2008年10月04日 | 極めて日常茶飯事

 この書き込みのジャンルを最初「ビジネス」に入れて、そのあと違うなーと思いなおして「日記」にしました。だって、あほーのたわごとだもん!
 だいたい私は投資で利益を稼ぐという考え方が好きではない。投資するのだって、そもそも誰かが起業しようとしたり、会社が新しい工場や事業のために債権を発行してそれを元手にするというのが基本だ。「何かを作る」ことなくして投資も金融もあり得ない。なのに新聞読んでいたら、どっかの大学教授が「日本はものづくり大国だなんて言っているが、そんなことよりニューヨークやロンドンのような金融センターを持つ、金の流れを手中にして、金融で稼ぐ国にならなきゃいかん。ト○タが日本を代表する会社だとか、ものづくりなんて言っているから世界から取り残されるんだ」みたいなこと書いていたのよ。
 バカヤロー!じゃあ、世界中がなーんにも作らないで、食料も機械も生活用品も作るのばからしい、投資してその利ざやや手数料で儲ける国になろうとしたら世界はどうなる?確かに、今の経済構造なら、ものを作るより、投資で儲ける方がよほど儲かるような仕組みになっている。でも、それはその構造が間違いなのであって、はっきり言って正直もの、貧乏人(国)がばかを見るような仕組みをこそ改革すべきなんだ。なのにそれに乗っかって「ものづくり大国なんて言っているのが恥ずかしい」なんていうお前の言動こそ恥ずかしいわ!人間、金を動かすだけで金を稼ぐようなのは一番卑賤なことだと思え!誰がなんと言おうと、働いて金を稼ぐ、それが正しい道だと私は信じているぞ!
 で、誰がどう聞いたって「最初に売ったやつだけが確実に儲かる」「必ず破綻する」仕組みのサブプライムローン(破綻して初めてそんなものをアメリカが考え出したってことを知りましたよ・・・。「金融先進国アメリカ」だなんて、とんでもねーや。破綻を前提にしたババ抜きだろ、これ。サギがまかり通ってるのか、アメリカの金融業界は?)のおかげで世界経済までボロボロに。どうしてくれるんじゃ!?株価1万1千円割れだと?ほんと、ふざけんなって感じだよなー。日本がバブルはじけてどん底になったときは日本だけがどん底になって他の国は関係なかったのに(しかもまだ引きずってるし!)、アメリカが転んだら世界中が道連れかよ・・・。責任とれ、てめー!と、サブプライムローンの仕組みを考え出したやつと売った金融機関の役員は全員裁判で責任追及してもらいたいもんだ。
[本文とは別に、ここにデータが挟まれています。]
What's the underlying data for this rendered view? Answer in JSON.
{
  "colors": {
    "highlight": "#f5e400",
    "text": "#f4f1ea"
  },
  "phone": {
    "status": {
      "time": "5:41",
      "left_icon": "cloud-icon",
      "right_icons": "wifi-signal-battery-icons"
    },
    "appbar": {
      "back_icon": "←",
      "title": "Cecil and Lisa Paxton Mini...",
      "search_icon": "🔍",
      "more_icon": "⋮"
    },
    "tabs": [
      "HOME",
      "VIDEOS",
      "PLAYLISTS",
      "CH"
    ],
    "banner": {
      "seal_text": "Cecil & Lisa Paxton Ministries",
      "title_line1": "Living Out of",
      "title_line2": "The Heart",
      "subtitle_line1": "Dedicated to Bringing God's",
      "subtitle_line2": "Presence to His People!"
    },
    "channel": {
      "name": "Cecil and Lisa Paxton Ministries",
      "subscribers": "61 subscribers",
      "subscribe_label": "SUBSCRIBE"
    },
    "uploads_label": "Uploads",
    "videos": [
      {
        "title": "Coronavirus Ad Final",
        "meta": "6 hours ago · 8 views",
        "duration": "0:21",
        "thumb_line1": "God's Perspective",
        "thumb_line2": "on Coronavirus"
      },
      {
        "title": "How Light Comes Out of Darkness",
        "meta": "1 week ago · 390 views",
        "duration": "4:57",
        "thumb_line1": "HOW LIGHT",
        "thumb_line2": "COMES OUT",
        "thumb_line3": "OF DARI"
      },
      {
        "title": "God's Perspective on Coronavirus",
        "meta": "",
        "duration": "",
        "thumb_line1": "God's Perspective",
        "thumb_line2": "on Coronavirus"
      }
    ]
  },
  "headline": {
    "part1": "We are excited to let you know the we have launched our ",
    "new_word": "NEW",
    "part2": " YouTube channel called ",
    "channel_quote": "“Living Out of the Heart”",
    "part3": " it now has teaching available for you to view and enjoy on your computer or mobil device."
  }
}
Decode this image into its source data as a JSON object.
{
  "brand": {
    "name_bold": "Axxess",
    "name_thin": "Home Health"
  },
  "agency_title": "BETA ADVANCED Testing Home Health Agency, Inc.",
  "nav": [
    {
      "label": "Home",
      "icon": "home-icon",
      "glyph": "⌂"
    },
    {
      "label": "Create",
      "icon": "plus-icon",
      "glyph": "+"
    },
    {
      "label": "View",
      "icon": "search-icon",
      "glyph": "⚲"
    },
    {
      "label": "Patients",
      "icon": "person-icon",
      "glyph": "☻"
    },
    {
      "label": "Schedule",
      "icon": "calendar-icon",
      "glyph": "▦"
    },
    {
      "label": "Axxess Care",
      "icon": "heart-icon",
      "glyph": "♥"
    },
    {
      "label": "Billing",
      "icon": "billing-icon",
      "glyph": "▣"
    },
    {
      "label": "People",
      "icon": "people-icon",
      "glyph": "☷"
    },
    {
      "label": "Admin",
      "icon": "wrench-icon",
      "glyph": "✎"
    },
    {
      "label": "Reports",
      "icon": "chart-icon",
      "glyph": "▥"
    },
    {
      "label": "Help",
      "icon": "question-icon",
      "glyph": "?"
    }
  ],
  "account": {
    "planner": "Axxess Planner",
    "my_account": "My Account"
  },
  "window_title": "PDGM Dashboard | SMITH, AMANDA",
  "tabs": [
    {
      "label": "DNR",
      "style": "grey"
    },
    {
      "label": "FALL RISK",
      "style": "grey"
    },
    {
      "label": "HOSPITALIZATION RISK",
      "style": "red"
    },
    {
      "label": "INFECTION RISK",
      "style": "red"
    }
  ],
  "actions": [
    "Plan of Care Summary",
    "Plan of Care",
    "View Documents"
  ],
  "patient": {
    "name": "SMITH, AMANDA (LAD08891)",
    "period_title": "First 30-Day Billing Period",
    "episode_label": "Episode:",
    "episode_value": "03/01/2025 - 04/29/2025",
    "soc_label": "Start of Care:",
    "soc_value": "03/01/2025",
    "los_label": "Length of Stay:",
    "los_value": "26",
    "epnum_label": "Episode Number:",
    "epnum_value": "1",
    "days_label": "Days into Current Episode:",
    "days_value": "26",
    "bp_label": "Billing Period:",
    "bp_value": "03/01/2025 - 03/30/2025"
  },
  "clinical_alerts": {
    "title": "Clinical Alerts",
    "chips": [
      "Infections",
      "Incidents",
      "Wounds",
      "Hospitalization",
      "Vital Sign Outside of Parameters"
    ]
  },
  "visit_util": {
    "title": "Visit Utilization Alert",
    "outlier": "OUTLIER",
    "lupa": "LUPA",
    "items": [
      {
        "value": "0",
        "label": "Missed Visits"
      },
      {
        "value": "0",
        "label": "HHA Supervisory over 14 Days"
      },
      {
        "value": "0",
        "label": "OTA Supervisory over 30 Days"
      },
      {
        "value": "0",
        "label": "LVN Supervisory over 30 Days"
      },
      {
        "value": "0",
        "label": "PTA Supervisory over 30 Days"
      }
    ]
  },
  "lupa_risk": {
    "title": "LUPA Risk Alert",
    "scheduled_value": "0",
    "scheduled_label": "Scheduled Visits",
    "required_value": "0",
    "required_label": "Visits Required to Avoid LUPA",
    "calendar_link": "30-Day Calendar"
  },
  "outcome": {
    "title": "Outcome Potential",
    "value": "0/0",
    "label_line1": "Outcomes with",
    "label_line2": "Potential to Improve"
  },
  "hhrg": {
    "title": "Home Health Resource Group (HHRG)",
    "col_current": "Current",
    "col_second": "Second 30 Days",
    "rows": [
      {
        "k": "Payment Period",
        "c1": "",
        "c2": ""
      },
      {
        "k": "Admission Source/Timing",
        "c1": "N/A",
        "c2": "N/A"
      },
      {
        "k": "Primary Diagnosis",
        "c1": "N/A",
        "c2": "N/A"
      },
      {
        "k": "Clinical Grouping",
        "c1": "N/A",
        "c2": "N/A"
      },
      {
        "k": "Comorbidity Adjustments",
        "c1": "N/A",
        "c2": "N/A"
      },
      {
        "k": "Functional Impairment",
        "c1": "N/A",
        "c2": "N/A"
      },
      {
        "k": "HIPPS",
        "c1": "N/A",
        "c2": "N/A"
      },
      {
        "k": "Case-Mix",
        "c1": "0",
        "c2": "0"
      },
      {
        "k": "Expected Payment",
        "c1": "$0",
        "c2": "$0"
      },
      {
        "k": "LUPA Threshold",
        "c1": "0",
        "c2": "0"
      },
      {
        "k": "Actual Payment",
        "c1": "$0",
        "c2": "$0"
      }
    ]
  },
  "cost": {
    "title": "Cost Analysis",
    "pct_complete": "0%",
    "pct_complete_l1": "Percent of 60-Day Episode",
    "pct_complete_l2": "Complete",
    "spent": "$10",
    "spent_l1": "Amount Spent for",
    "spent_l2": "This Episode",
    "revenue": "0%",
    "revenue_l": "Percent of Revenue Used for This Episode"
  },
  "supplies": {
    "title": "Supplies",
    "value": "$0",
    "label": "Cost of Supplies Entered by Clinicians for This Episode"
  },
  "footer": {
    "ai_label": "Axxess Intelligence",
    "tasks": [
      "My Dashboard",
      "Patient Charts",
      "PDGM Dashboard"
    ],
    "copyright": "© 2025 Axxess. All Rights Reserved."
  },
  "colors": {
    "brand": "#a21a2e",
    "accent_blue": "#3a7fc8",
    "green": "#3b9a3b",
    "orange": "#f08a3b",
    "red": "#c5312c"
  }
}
 ・・・で、AIG傘下の日本の保険会社が売り払われるというニュースを聞いて、もう買い手は決まってるのだろうか、うちの会社、買わんかなー・・・と思ったわけだ。ライバルはアヒルとア○コ(こっちが一方的に思ってるだけだけどな)、そのうちのア○コがうちのもんになったら気持ちいいんだけどなー。どうせうちなんぞM&Aででかくなった会社なんだしさー。・・・アヒルにだけは買われたくないな・・・。